Welcome at restaurant Beluga


There is a Dutch saying that “a farmer does not eat what he does not know”.

Every week about three hundred guests are given a hearty welcome by Daniëlle and me and after shaking hands our real job begins. Are they comfortably seated? How do they feel? What will they drink? What will they eat? In fact, we can more or less tell what our guests are going to eat and drink. You could call it a little game that we play and nearly always win.

Yet, it might not be a bad idea to remember from time to time how what we eat and drink eventually finds its way to our plates and glasses.

I get hundreds of e-mails telling me that I am cruel to animals because I’ve got foie gras on the menu. But there is foie gras and foie gras and I can assure you that the foie gras on my menu is not from force fed geese. There are also other methods.

Anyway, when I drive on my heated seat through the northern part of our Limburg I have always so much respect for all those farmers who day after day are responsible for all the good things of the land. But at the same time I must admit that I never ever would like to be a farmer, because I think that really means toiling and sweating 24 hours a day with often the additional stress.

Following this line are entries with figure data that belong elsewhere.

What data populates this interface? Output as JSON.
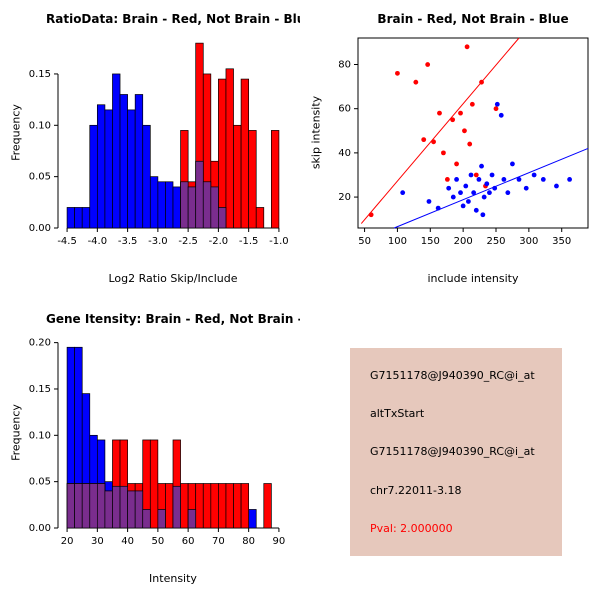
{
  "colors": {
    "brain": "#ff0000",
    "not_brain": "#0000ff",
    "overlap": "#7a2d8e",
    "axis": "#000000",
    "background": "#ffffff",
    "info_box_bg": "#e6c8bc",
    "pval": "#ff0000"
  },
  "chart_data": [
    {
      "id": "ratio-histogram",
      "type": "bar",
      "title": "RatioData: Brain - Red, Not Brain - Blue",
      "xlabel": "Log2 Ratio Skip/Include",
      "ylabel": "Frequency",
      "xlim": [
        -4.65,
        -0.85
      ],
      "ylim": [
        0,
        0.185
      ],
      "grid": false,
      "legend": "none",
      "xticks": [
        {
          "v": -4.5,
          "label": "-4.5"
        },
        {
          "v": -4.0,
          "label": "-4.0"
        },
        {
          "v": -3.5,
          "label": "-3.5"
        },
        {
          "v": -3.0,
          "label": "-3.0"
        },
        {
          "v": -2.5,
          "label": "-2.5"
        },
        {
          "v": -2.0,
          "label": "-2.0"
        },
        {
          "v": -1.5,
          "label": "-1.5"
        },
        {
          "v": -1.0,
          "label": "-1.0"
        }
      ],
      "yticks": [
        {
          "v": 0,
          "label": "0.00"
        },
        {
          "v": 0.05,
          "label": "0.05"
        },
        {
          "v": 0.1,
          "label": "0.10"
        },
        {
          "v": 0.15,
          "label": "0.15"
        }
      ],
      "bin_width": 0.125,
      "overlap_color": "#7a2d8e",
      "series": [
        {
          "name": "Not Brain",
          "color": "#0000ff",
          "bars": [
            [
              -4.5,
              0.02
            ],
            [
              -4.375,
              0.02
            ],
            [
              -4.25,
              0.02
            ],
            [
              -4.125,
              0.1
            ],
            [
              -4.0,
              0.12
            ],
            [
              -3.875,
              0.115
            ],
            [
              -3.75,
              0.15
            ],
            [
              -3.625,
              0.13
            ],
            [
              -3.5,
              0.115
            ],
            [
              -3.375,
              0.13
            ],
            [
              -3.25,
              0.1
            ],
            [
              -3.125,
              0.05
            ],
            [
              -3.0,
              0.045
            ],
            [
              -2.875,
              0.045
            ],
            [
              -2.75,
              0.04
            ],
            [
              -2.625,
              0.045
            ],
            [
              -2.5,
              0.04
            ],
            [
              -2.375,
              0.065
            ],
            [
              -2.25,
              0.045
            ],
            [
              -2.125,
              0.04
            ],
            [
              -2.0,
              0.02
            ]
          ]
        },
        {
          "name": "Brain",
          "color": "#ff0000",
          "bars": [
            [
              -2.625,
              0.095
            ],
            [
              -2.5,
              0.045
            ],
            [
              -2.375,
              0.18
            ],
            [
              -2.25,
              0.15
            ],
            [
              -2.125,
              0.065
            ],
            [
              -2.0,
              0.145
            ],
            [
              -1.875,
              0.155
            ],
            [
              -1.75,
              0.1
            ],
            [
              -1.625,
              0.145
            ],
            [
              -1.5,
              0.095
            ],
            [
              -1.375,
              0.02
            ],
            [
              -1.125,
              0.095
            ]
          ]
        }
      ]
    },
    {
      "id": "intensity-scatter",
      "type": "scatter",
      "title": "Brain - Red, Not Brain - Blue",
      "xlabel": "include intensity",
      "ylabel": "skip intensity",
      "xlim": [
        40,
        390
      ],
      "ylim": [
        6,
        92
      ],
      "grid": false,
      "legend": "none",
      "xticks": [
        {
          "v": 50,
          "label": "50"
        },
        {
          "v": 100,
          "label": "100"
        },
        {
          "v": 150,
          "label": "150"
        },
        {
          "v": 200,
          "label": "200"
        },
        {
          "v": 250,
          "label": "250"
        },
        {
          "v": 300,
          "label": "300"
        },
        {
          "v": 350,
          "label": "350"
        }
      ],
      "yticks": [
        {
          "v": 20,
          "label": "20"
        },
        {
          "v": 40,
          "label": "40"
        },
        {
          "v": 60,
          "label": "60"
        },
        {
          "v": 80,
          "label": "80"
        }
      ],
      "series": [
        {
          "name": "Brain",
          "color": "#ff0000",
          "points": [
            [
              60,
              12
            ],
            [
              100,
              76
            ],
            [
              128,
              72
            ],
            [
              146,
              80
            ],
            [
              155,
              45
            ],
            [
              164,
              58
            ],
            [
              170,
              40
            ],
            [
              176,
              28
            ],
            [
              184,
              55
            ],
            [
              190,
              35
            ],
            [
              196,
              58
            ],
            [
              202,
              50
            ],
            [
              206,
              88
            ],
            [
              214,
              62
            ],
            [
              220,
              30
            ],
            [
              228,
              72
            ],
            [
              234,
              25
            ],
            [
              250,
              60
            ],
            [
              140,
              46
            ],
            [
              210,
              44
            ]
          ],
          "line": [
            [
              45,
              8
            ],
            [
              285,
              92
            ]
          ]
        },
        {
          "name": "Not Brain",
          "color": "#0000ff",
          "points": [
            [
              108,
              22
            ],
            [
              148,
              18
            ],
            [
              162,
              15
            ],
            [
              178,
              24
            ],
            [
              185,
              20
            ],
            [
              190,
              28
            ],
            [
              196,
              22
            ],
            [
              200,
              16
            ],
            [
              204,
              25
            ],
            [
              208,
              18
            ],
            [
              212,
              30
            ],
            [
              216,
              22
            ],
            [
              220,
              14
            ],
            [
              224,
              28
            ],
            [
              228,
              34
            ],
            [
              232,
              20
            ],
            [
              236,
              26
            ],
            [
              240,
              22
            ],
            [
              244,
              30
            ],
            [
              248,
              24
            ],
            [
              252,
              62
            ],
            [
              258,
              57
            ],
            [
              262,
              28
            ],
            [
              268,
              22
            ],
            [
              275,
              35
            ],
            [
              285,
              28
            ],
            [
              296,
              24
            ],
            [
              308,
              30
            ],
            [
              322,
              28
            ],
            [
              342,
              25
            ],
            [
              362,
              28
            ],
            [
              230,
              12
            ]
          ],
          "line": [
            [
              95,
              6
            ],
            [
              390,
              42
            ]
          ]
        }
      ]
    },
    {
      "id": "gene-intensity-histogram",
      "type": "bar",
      "title": "Gene Itensity: Brain - Red, Not Brain - Blue",
      "xlabel": "Intensity",
      "ylabel": "Frequency",
      "xlim": [
        17,
        93
      ],
      "ylim": [
        0,
        0.205
      ],
      "grid": false,
      "legend": "none",
      "xticks": [
        {
          "v": 20,
          "label": "20"
        },
        {
          "v": 30,
          "label": "30"
        },
        {
          "v": 40,
          "label": "40"
        },
        {
          "v": 50,
          "label": "50"
        },
        {
          "v": 60,
          "label": "60"
        },
        {
          "v": 70,
          "label": "70"
        },
        {
          "v": 80,
          "label": "80"
        },
        {
          "v": 90,
          "label": "90"
        }
      ],
      "yticks": [
        {
          "v": 0,
          "label": "0.00"
        },
        {
          "v": 0.05,
          "label": "0.05"
        },
        {
          "v": 0.1,
          "label": "0.10"
        },
        {
          "v": 0.15,
          "label": "0.15"
        },
        {
          "v": 0.2,
          "label": "0.20"
        }
      ],
      "bin_width": 2.5,
      "overlap_color": "#7a2d8e",
      "series": [
        {
          "name": "Not Brain",
          "color": "#0000ff",
          "bars": [
            [
              20,
              0.195
            ],
            [
              22.5,
              0.195
            ],
            [
              25,
              0.145
            ],
            [
              27.5,
              0.1
            ],
            [
              30,
              0.095
            ],
            [
              32.5,
              0.05
            ],
            [
              35,
              0.045
            ],
            [
              37.5,
              0.045
            ],
            [
              40,
              0.04
            ],
            [
              42.5,
              0.04
            ],
            [
              45,
              0.02
            ],
            [
              50,
              0.02
            ],
            [
              55,
              0.045
            ],
            [
              60,
              0.02
            ],
            [
              80,
              0.02
            ]
          ]
        },
        {
          "name": "Brain",
          "color": "#ff0000",
          "bars": [
            [
              20,
              0.048
            ],
            [
              22.5,
              0.048
            ],
            [
              25,
              0.048
            ],
            [
              27.5,
              0.048
            ],
            [
              30,
              0.048
            ],
            [
              32.5,
              0.04
            ],
            [
              35,
              0.095
            ],
            [
              37.5,
              0.095
            ],
            [
              40,
              0.048
            ],
            [
              42.5,
              0.048
            ],
            [
              45,
              0.095
            ],
            [
              47.5,
              0.095
            ],
            [
              50,
              0.048
            ],
            [
              52.5,
              0.048
            ],
            [
              55,
              0.095
            ],
            [
              57.5,
              0.048
            ],
            [
              60,
              0.048
            ],
            [
              62.5,
              0.048
            ],
            [
              65,
              0.048
            ],
            [
              67.5,
              0.048
            ],
            [
              70,
              0.048
            ],
            [
              72.5,
              0.048
            ],
            [
              75,
              0.048
            ],
            [
              77.5,
              0.048
            ],
            [
              85,
              0.048
            ]
          ]
        }
      ]
    }
  ],
  "info_box": {
    "box_style": "background-color:#e6c8bc;",
    "lines": [
      {
        "text": "G7151178@J940390_RC@i_at",
        "style": "color:#000000"
      },
      {
        "text": "altTxStart",
        "style": "color:#000000"
      },
      {
        "text": "G7151178@J940390_RC@i_at",
        "style": "color:#000000"
      },
      {
        "text": "chr7.22011-3.18",
        "style": "color:#000000"
      },
      {
        "text": "Pval: 2.000000",
        "style": "color:#ff0000"
      }
    ]
  }
}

Back to the restaurant. A big hand is held out to me, followed by an introduction. At last the farmer has found the time to come and enjoy life at my place. That is what farmers are like; they want to but do not really dare. Then I am really at my best and my farmer is going to taste all the good things from the sea, the sky and, but that goes without saying, of the land. Another victory worth a little game.

For, after all, that is why we are in Limburg where every guest gets the same special treatment. Of course, we in Maastricht are a bit snobbish but then everybody knows that nowhere the light is as bright as on the Vrijthof in Maastricht. Slightly exaggerated? Maybe, but ah well, that is Maastricht.

We let a farmer enjoy the things he does not know, meanwhile
enjoying the light shining for us every day.